On the afternoon of August 13, the Wine Cask’s servers gathered around the back bar to experience the new menu created by Chef David Rosner. He arrived from his native New York City about three weeks earlier to take the helm of the classically focused yet carefully innovative Santa Barbara kitchen. As Rosner described the ingredients of harissa, how he first poaches some meats to render fat, and the specifics of his “free-range, air-chilled chicken,” the crew sampled the dishes for the first time, occasionally inquiring about gluten and other popular allergies and quizzing him on the details of each plate.
Though he hadn’t been in a Santa Barbara kitchen since his time at Café Luck on Cota Street from 2008 to 2011, Rosner — who replaced longtime Chef Brandon Hughes, now at Montecito’s Birnam Wood Golf Club — answered the questions well, giving sincere nods to the town’s mantras of seasonality and sustainability. For co-owner Mitchell Sjerven, even more important was Rosner’s appreciation of Santa Barbara’s unique fine-dining needs — in short, those who regularly eat on white tablecloths here tend to prefer well-done standards to adventurous experiments. “We wanted to find someone who understood our program,” said Sjerven, admitting the search was tough. “We didn’t want someone who was going to put Sriracha on everything.”
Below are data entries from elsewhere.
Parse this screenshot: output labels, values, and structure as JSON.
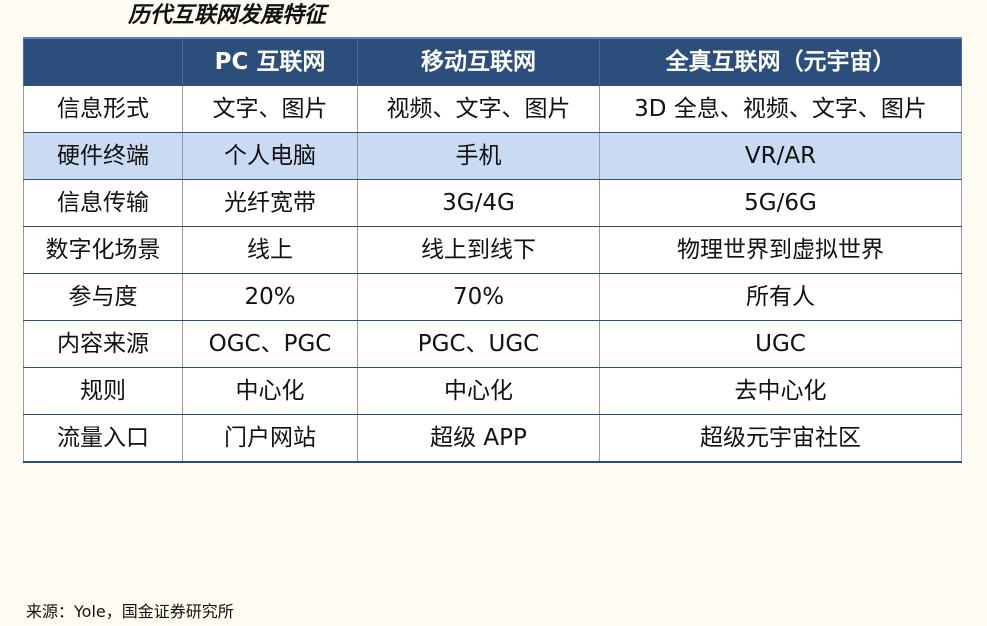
{
  "title": "历代互联网发展特征",
  "table": {
    "headers": [
      "",
      "PC 互联网",
      "移动互联网",
      "全真互联网（元宇宙）"
    ],
    "rows": [
      [
        "信息形式",
        "文字、图片",
        "视频、文字、图片",
        "3D 全息、视频、文字、图片"
      ],
      [
        "硬件终端",
        "个人电脑",
        "手机",
        "VR/AR"
      ],
      [
        "信息传输",
        "光纤宽带",
        "3G/4G",
        "5G/6G"
      ],
      [
        "数字化场景",
        "线上",
        "线上到线下",
        "物理世界到虚拟世界"
      ],
      [
        "参与度",
        "20%",
        "70%",
        "所有人"
      ],
      [
        "内容来源",
        "OGC、PGC",
        "PGC、UGC",
        "UGC"
      ],
      [
        "规则",
        "中心化",
        "中心化",
        "去中心化"
      ],
      [
        "流量入口",
        "门户网站",
        "超级 APP",
        "超级元宇宙社区"
      ]
    ],
    "shaded_row_index": 1,
    "colors": {
      "header_bg": "#2b4e7c",
      "header_text": "#ffffff",
      "shaded_row_bg": "#c9daf2",
      "page_bg": "#fffdf3"
    }
  },
  "source": "来源：Yole，国金证券研究所"
}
There was no Sriracha at the sampling, and Rosner is quite happy to be back. “As a chef, this is one of the most fortunate places to be in the country,” he explained, as the staff went off to offer the inaugural dishes. There’s the bounty of fresh produce, of course, but Rosner enjoys cooking for both the formal Wine Cask and the “blue jeans and T-shirt” setting of the adjacent Intermezzo. “Elegant and casual,” said Rosner, who trained at the Culinary Institute of America in upstate New York and also tallied more than 11 years combined at Manhattan’s iconic restaurants Balthazar and Daniel. “To have both on the same property is a dream.”
Here are three highlights off the current menu, which will change a bit next season:
Summer Wild Kale Salad: The greens are accompanied by market beets, beet purée, quinoa, shaved parmesan, toasted hazelnuts, and a hazelnut vinaigrette. “I want to represent what’s around us, so it’s a very American Riviera approach,” said Rosner, who frequents the farmers’ markets. “You let the vegetables speak for themselves.
Duo of Beef: Served with carrots, turnips, and a pomme purée, the roasted ribeye and braised short rib are hormone-free, “clean, clean beef,” according to Rosner, who sources domestically rather than going abroad for wagyu meat. “I don’t need to fly something into the county that I feel we do here better than everyone else,” he explained.
Roasted Rack of Lamb: Served as a disassembled rack with fried artichokes and crushed potatoes, this entrée highlight is also a duo of sorts, coming with braised lamb belly. “Think lamb bacon,” Rosner tells the staff, to which one replied, “This is the game-changer. That’s so good.”